Every now and then, I’m lucky enough to meet someone who “follows the science.” I count on such folks to teach me some science that I do not yet know. Being scientifically literate, I like to start by asking them some basic questions:
How are key data terms defined? How are data collected and reported? What theories guided the design of the models that process the raw data? What studies validated the models? How sensitive are the models to variations in inputs? How well do the models perform using historical data? Do the models have a track record at prediction — and if so, how well have they done? What alternative hypotheses were considered? How were the hypotheses tested?
Anyone surprised by such questions can’t plausibly claim to understand the science, much less to follow it. Most likely, they’ve confused “the science” with a selected scientist, a claimed scientific consensus, or the scientific establishment. Or, worse, partisan politics masquerading as science.
The confusion stems from a common misconception — an improper line many people draw between scientists working for corporations and scientists working for universities or government agencies.

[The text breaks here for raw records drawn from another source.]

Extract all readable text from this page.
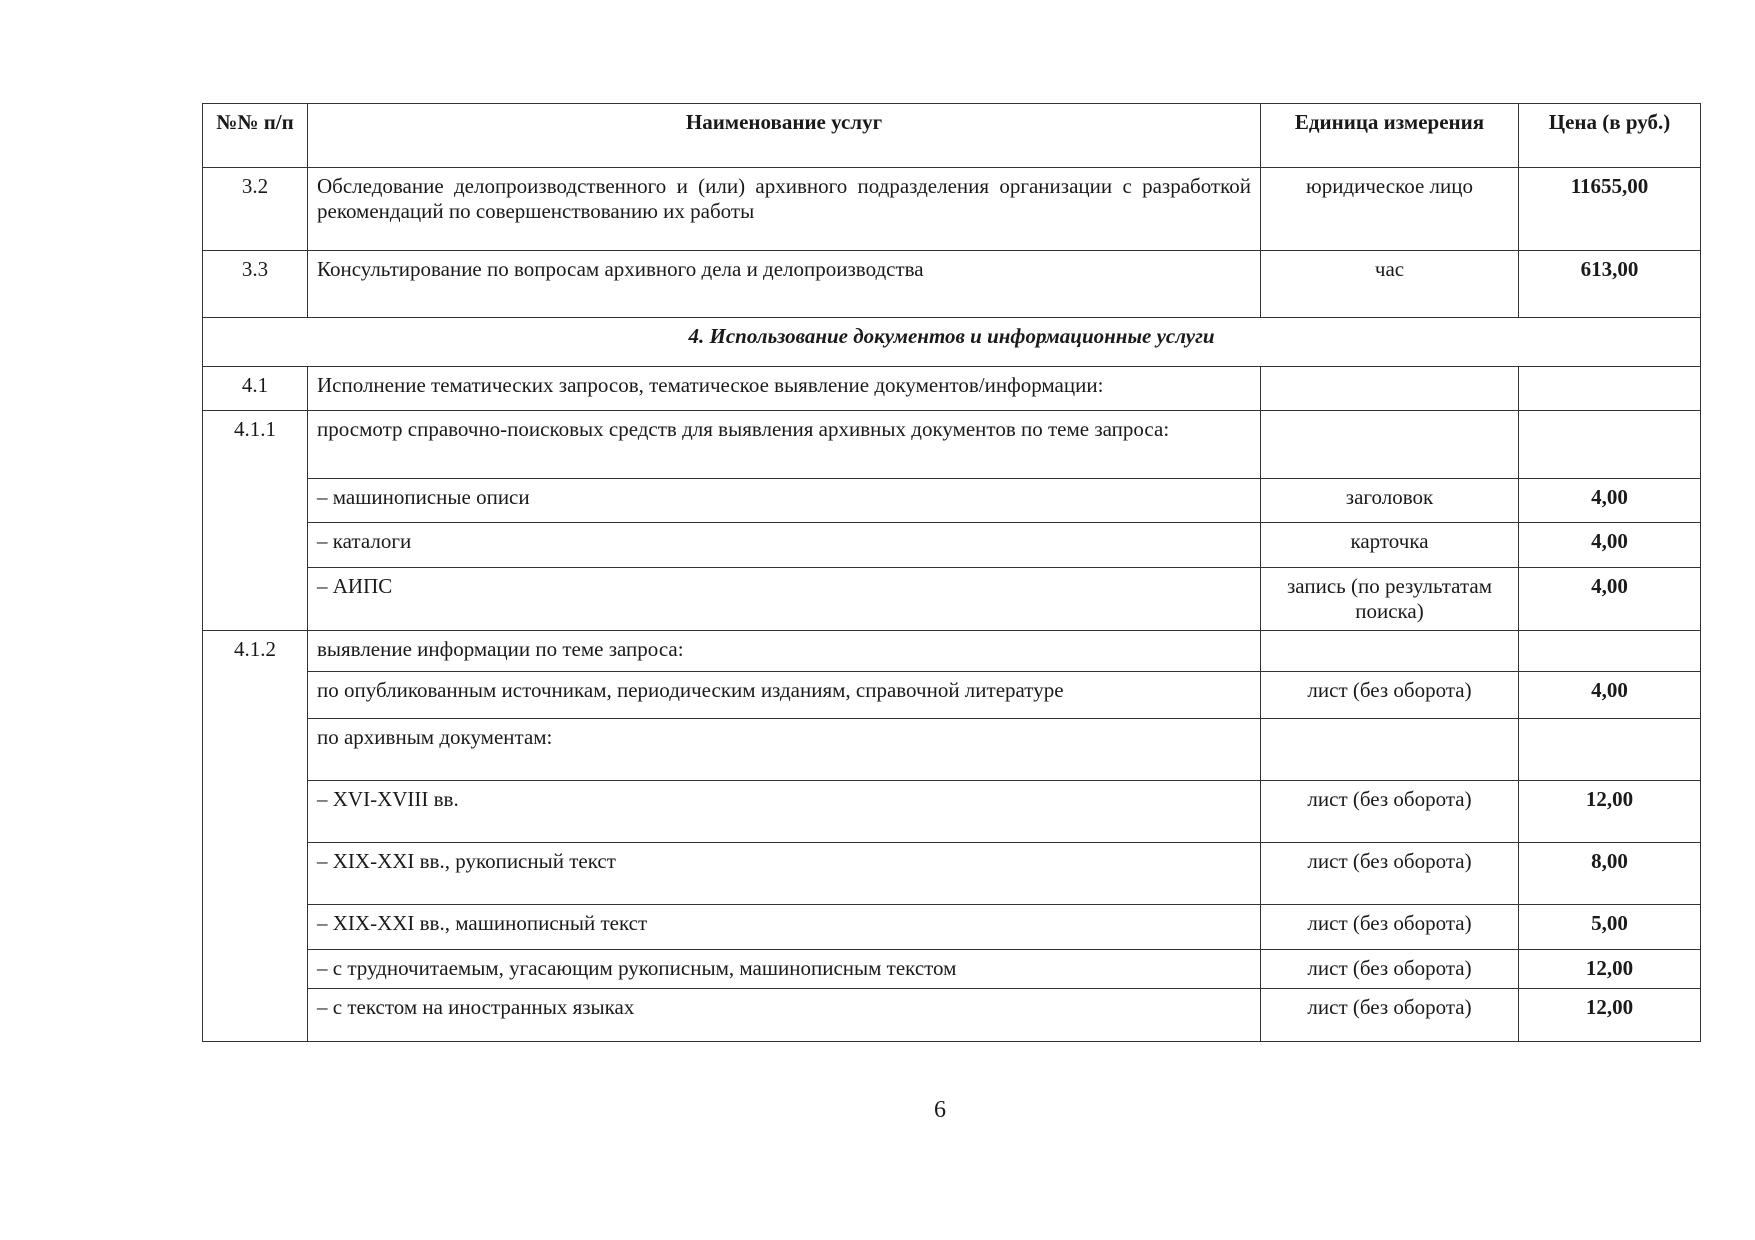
№№ п/п	Наименование услуг	Единица измерения	Цена (в руб.)
3.2	Обследование делопроизводственного и (или) архивного подразделения организации с разработкой рекомендаций по совершенствованию их работы	юридическое лицо	11655,00
3.3	Консультирование по вопросам архивного дела и делопроизводства	час	613,00
4. Использование документов и информационные услуги			
4.1	Исполнение тематических запросов, тематическое выявление документов/информации:		
4.1.1	просмотр справочно-поисковых средств для выявления архивных документов по теме запроса:		
	– машинописные описи	заголовок	4,00
	– каталоги	карточка	4,00
	– АИПС	запись (по результатам поиска)	4,00
4.1.2	выявление информации по теме запроса:		
	по опубликованным источникам, периодическим изданиям, справочной литературе	лист (без оборота)	4,00
	по архивным документам:		
	– XVI-XVIII вв.	лист (без оборота)	12,00
	– XIX-XXI вв., рукописный текст	лист (без оборота)	8,00
	– XIX-XXI вв., машинописный текст	лист (без оборота)	5,00
	– с трудночитаемым, угасающим рукописным, машинописным текстом	лист (без оборота)	12,00
	– с текстом на иностранных языках	лист (без оборота)	12,00
6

While most people understand that corporate scientists tend to support positions that serve corporate interests, many have been fooled into believing that academic and government scientists serve objective scientific truth.
Employment incentives are important to all scientists. The only difference is that it’s easier for outsiders to guess what a corporation wants its scientists to say than it is to understand what drives career advancement in academia or government.
With the absence of a bottom line or market feedback, success in academic or government science often flows to those most adept at flattering their more senior colleagues. Because the greatest form of scientific flattery is building upon someone else’s work, promotions and prestigious appointments invariably go to scientists who confirm that their supervisors moved “the science” in the right direction, and push it a little bit further in that same direction. Those who suggest that their predecessors have moved science in the wrong direction tend to have short, unhappy careers.
In other words, corporate scientists are motivated to confirm the excellence of their employers’ new products. Academic and government scientists are motivated to confirm the excellence of their employers’ old research.